Com camisetas personalizadas, cuja a estampa trazia a frase "Soltar pipas com cerol pode cortar vidas, não use, não incentive. Denuncie", motoristas e motociclistas participaram, na manhã deste domingo (16), de uma carreata organizada em Bauru por Rosângela Aparecida Hashimoto da Silva.
Ela é viúva de Francis Vieira da Silva, que morreu aos 45 anos, em 2 de abril deste ano, após ter o pescoço ferido com uma linha de pipa, quando trafegava de moto pela Rodovia Marechal Rondon, na altura do Jardim Gasparini.
Com o objetivo de alertar a população e evitar outras ocorrências da mesma natureza, ela, familiares e amigos se concentraram na quadra 8 da rua Aviador Marquês de Pinedo, no Jardim Europa, e seguiram até a Praça da Paz, onde fizeram uma oração.
Durante a ação denominada "Diga Não ao Cerol", Rosângela reiterou sua preocupação em salvar vidas.
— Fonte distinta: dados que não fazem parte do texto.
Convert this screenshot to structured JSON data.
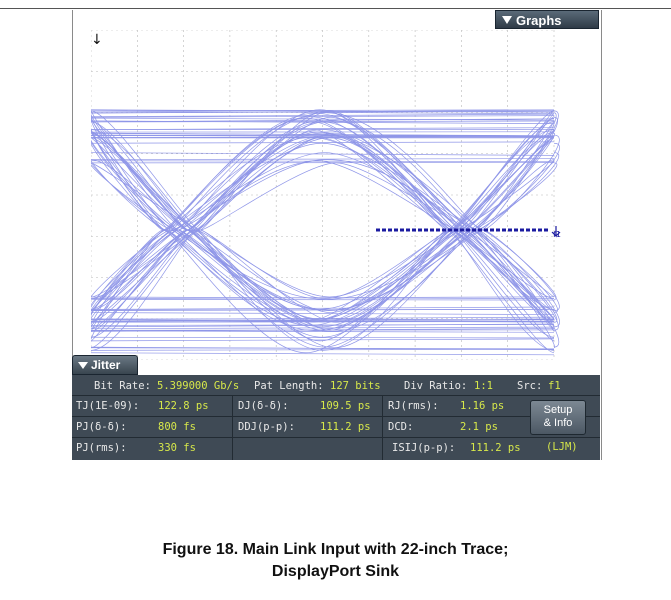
{
  "graphs_tab": {
    "label": "Graphs"
  },
  "marker": {
    "label": "f1"
  },
  "jitter_tab": {
    "label": "Jitter"
  },
  "measurements": {
    "bit_rate_label": "Bit Rate:",
    "bit_rate_value": "5.399000 Gb/s",
    "pat_length_label": "Pat Length:",
    "pat_length_value": "127 bits",
    "div_ratio_label": "Div Ratio:",
    "div_ratio_value": "1:1",
    "src_label": "Src:",
    "src_value": "f1",
    "tj_label": "TJ(1E-09):",
    "tj_value": "122.8 ps",
    "dj_label": "DJ(δ-δ):",
    "dj_value": "109.5 ps",
    "rj_label": "RJ(rms):",
    "rj_value": "1.16 ps",
    "pj_label": "PJ(δ-δ):",
    "pj_value": "800 fs",
    "ddj_label": "DDJ(p-p):",
    "ddj_value": "111.2 ps",
    "dcd_label": "DCD:",
    "dcd_value": "2.1 ps",
    "pjrms_label": "PJ(rms):",
    "pjrms_value": "330 fs",
    "isij_label": "ISIJ(p-p):",
    "isij_value": "111.2 ps",
    "ljm_value": "(LJM)"
  },
  "setup_button": {
    "line1": "Setup",
    "line2": "& Info"
  },
  "caption": {
    "line1": "Figure 18. Main Link Input with 22-inch Trace;",
    "line2": "DisplayPort Sink"
  },
  "colors": {
    "trace": "#8f96e8",
    "grid": "#b8b8b8",
    "panel": "#3f4a55",
    "value_text": "#d7e84a",
    "marker": "#1a1aa0"
  }
}
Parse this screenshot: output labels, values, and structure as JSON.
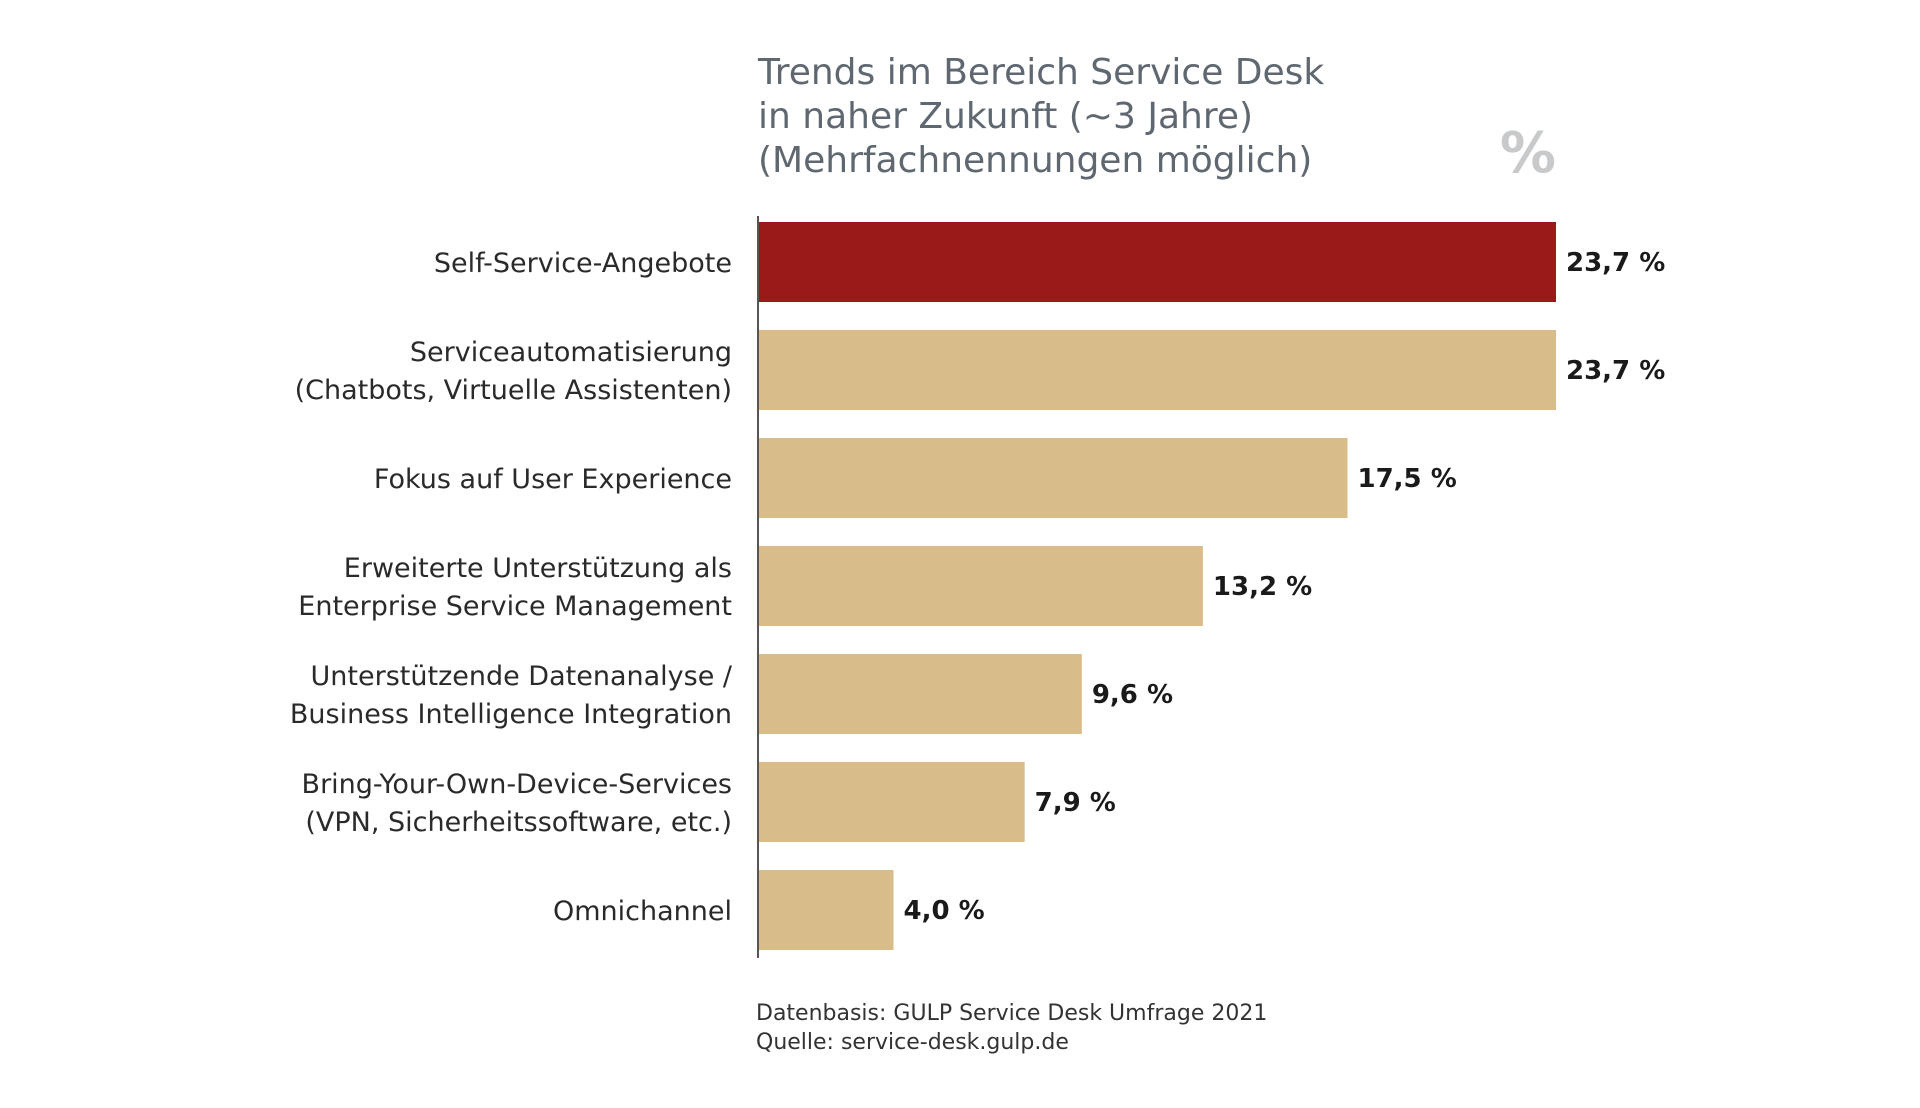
{
  "chart_data": {
    "type": "bar",
    "orientation": "horizontal",
    "title": [
      "Trends im Bereich Service Desk",
      "in naher Zukunft (~3 Jahre)",
      "(Mehrfachnennungen möglich)"
    ],
    "unit_label": "%",
    "categories": [
      [
        "Self-Service-Angebote"
      ],
      [
        "Serviceautomatisierung",
        "(Chatbots, Virtuelle Assistenten)"
      ],
      [
        "Fokus auf User Experience"
      ],
      [
        "Erweiterte Unterstützung  als",
        "Enterprise Service Management"
      ],
      [
        "Unterstützende Datenanalyse /",
        "Business Intelligence Integration"
      ],
      [
        "Bring-Your-Own-Device-Services",
        "(VPN, Sicherheitssoftware, etc.)"
      ],
      [
        "Omnichannel"
      ]
    ],
    "values": [
      23.7,
      23.7,
      17.5,
      13.2,
      9.6,
      7.9,
      4.0
    ],
    "value_labels": [
      "23,7 %",
      "23,7 %",
      "17,5 %",
      "13,2 %",
      "9,6 %",
      "7,9 %",
      "4,0 %"
    ],
    "xlim": [
      0,
      23.7
    ],
    "highlight_index": 0,
    "colors": {
      "highlight": "#9a1919",
      "default": "#d8bd8a",
      "axis": "#555555"
    },
    "grid": false,
    "legend": "none"
  },
  "footnote": {
    "basis": "Datenbasis: GULP Service Desk Umfrage 2021",
    "source": "Quelle: service-desk.gulp.de"
  }
}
Na oportunidade, destacou que o uso do cerol em linhas de pipas passou a ser proibido no Estado de São Paulo com a aprovação da Lei 17.201/2019. Com base nela, pede mais fiscalização na cidade.
O lema ‘Salvar vidas’ levou ao ato o casal Ivone e Vlamir Iegas, familiares de Francis, cujos pais, Jorge e Cleusa Silva, também estiveram presentes. “A diversão não pode ser fatalidade”, lamentou Jorge, ao ressaltar a importância do uso, por parte de motociclistas, de antena de proteção contra linhas de papagaio.
Concorda com ele o policial militar Sergio Batista, que acompanhou a carreata em uma viatura da corporação e citou a importância do trabalho de conscientização e prevenção.
Por conta desta iniciativa e da repercussão do caso, inclusive, o repórter fotográfico e motociclista há 45 anos Pedro Romualdo, 67, adotou a proteção. Um amigo dele também foi ferido recentemente. “Pode ser uma arma mortal”, finalizou ao referir-se ao cerol.